The Dearborns Down the Street
Renee Ge | Art by Alice Lu
Sometimes Mrs. Dearborn would fantasize about killing her husband. Usually after dark, never when he was awake. She would lay on her aching back and stare at the back of his thinning head for hours, listening to his bed-shaking snores and thinking all about the different ways she could do it. She could reach over and plunge her palm down on his soft windpipe, feel the way it pushed back and then gave. Smother him in his sleep with a pillow. There were knives in the kitchen drawer. They lived in a two-story house and the stairs were steep.
It wouldn’t even be difficult. Mrs. Dearborn thought of when they were both young, sleepy-eyed and stupid, holding hands in a pool of soft yellow light from a street lamp. There had been so much time. There had been so many dreams. It had all been so simple. “A house,” Mr. Dearborn had said. “A job. A nice neighborhood for the kids. Hell, everyone’s getting married, why not us?”
Now there was a house, Mr. Dearborn’s house. There was a job, Mr. Dearborn’s job. There was a nice neighborhood, all reds and whites and blues. No kids yet—Mr. Dearborn brought that up often. Then there were the things Mr. Dearborn hadn’t promised, but which still came true for her anyway: hours of thankless work and a peculiar listless feeling, the skin around her arms and face numb and dry enough to be part of the wallpaper. Her limbs felt almost detached from her body, and when she complained of headaches Mr. Dearborn made her lie down. Mrs. Dearborn did not know if the cause was age or Mr. Dearborn. Or both. Did Mr. Dearborn age her?

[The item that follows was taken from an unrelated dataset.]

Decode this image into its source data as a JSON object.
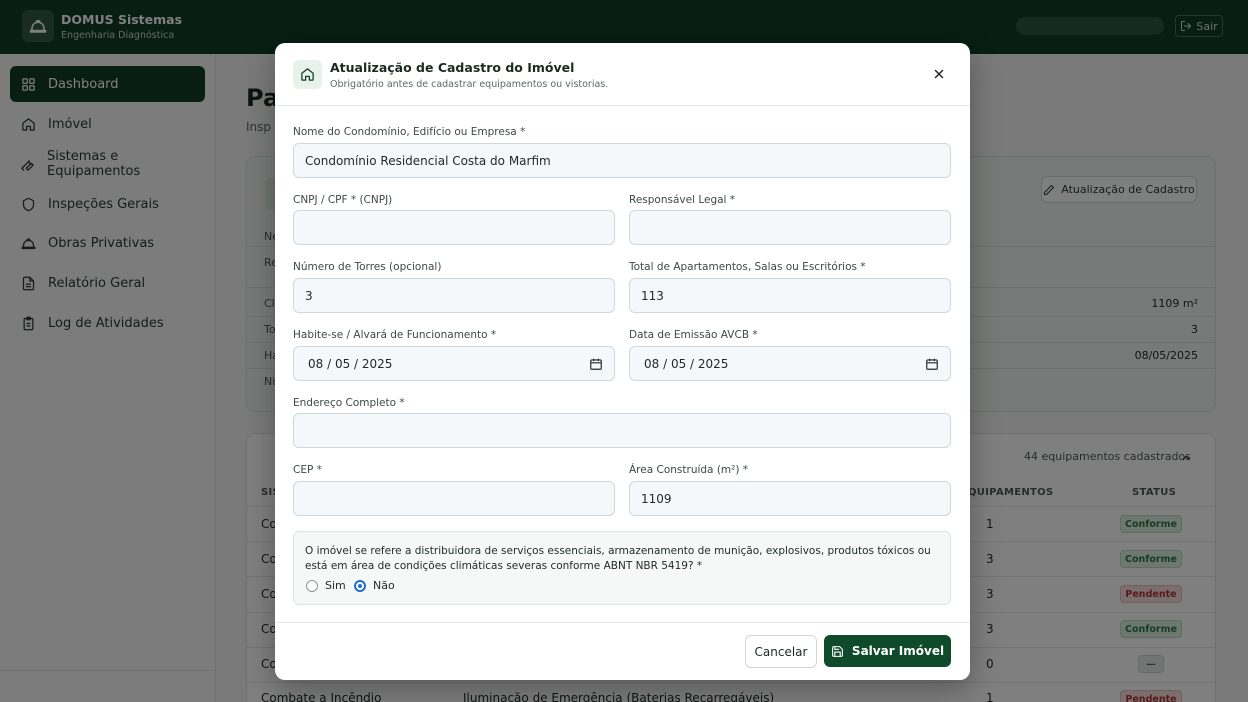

With some fascination, Mrs. Dearborn rolled over and concentrated on a dim point in the ceiling. What would her life have been like, if Mrs. Dearborn had never met Mr. Dearborn? She would have chosen New York or Paris, somewhere fast and loud and ready. She would go out simply for the pleasure of it, to museums and to gardens, where she could afford to look upon beautiful things and imagine she was one of them. She could be young forever. She wouldn’t have even been called Mrs. Dearborn.
What would her life be like now, if Mr. Dearborn suddenly disappeared?
Mrs. Dearborn got up. She did not dare turn on the hallway light. She clung to the railing and for the longest time, stopped on the widest step where the stairs began to curve, staring at the blackness which began to wrap around her and seep into her very bones. Slowly, she put one foot in front of the other.
There was no way the police would let her get away with it. She opened the drawer and picked up a knife. For some reason, she couldn’t suppress the sound of her footstops on the way up the stairs. Each thump matched the march of her heartbeat—steady, steady. Steady. A man dead, bed sheets wet with blood, wife gone in the night? Obvious. So obvious. She’d be in a real cell within a day. So why couldn’t she stop? Her limbs felt listless and detached again, wooden arms and legs manipulated by strings that fed into the darkness above.
She neared the bed. There lay Mr. Dearborn with his arms outstretched, as if waiting for a loving embrace. The pale light from outside bled through the curtains and traced curves and divots on his body with an artist’s hand. A portrait in monochrome. She turned to glowing curtains and felt as insubstantial and sickly as a ghost. Mrs. Dearborn was sorry. Mr. Dearborn’s life was equally unsatisfying. Being stuck somewhere between the cogs of the corporate world, performing the same job five days out of seven, and spending the other two in front of the television all conspired to leave him helpless in the throes of a vicious mid-life crisis. Somehow, somewhere, without either of them noticing, Mr. and Mrs. Dearborn had settled.
She—they could not live one more day like this. They simply could not. The knife in Mrs. Dearborn’s hands shook.
Someone behind her cleared his throat.
—
“Did you hear about what happened with the Dearborns?”
“Terrible, terrible. I can’t believe they’d do that, they seemed so nice. Why would anyone do that?”
“Who knows? Everybody’s crazy these days. I always thought it odd that they had no kids—something to do with that?”
“No, no, the husband told me, Mr…something…what’s his name? Oh, my God, what’s his name?”
“Doesn’t matter, what’d he tell you?”
“No, no, no. Oh, my god. What were their names?”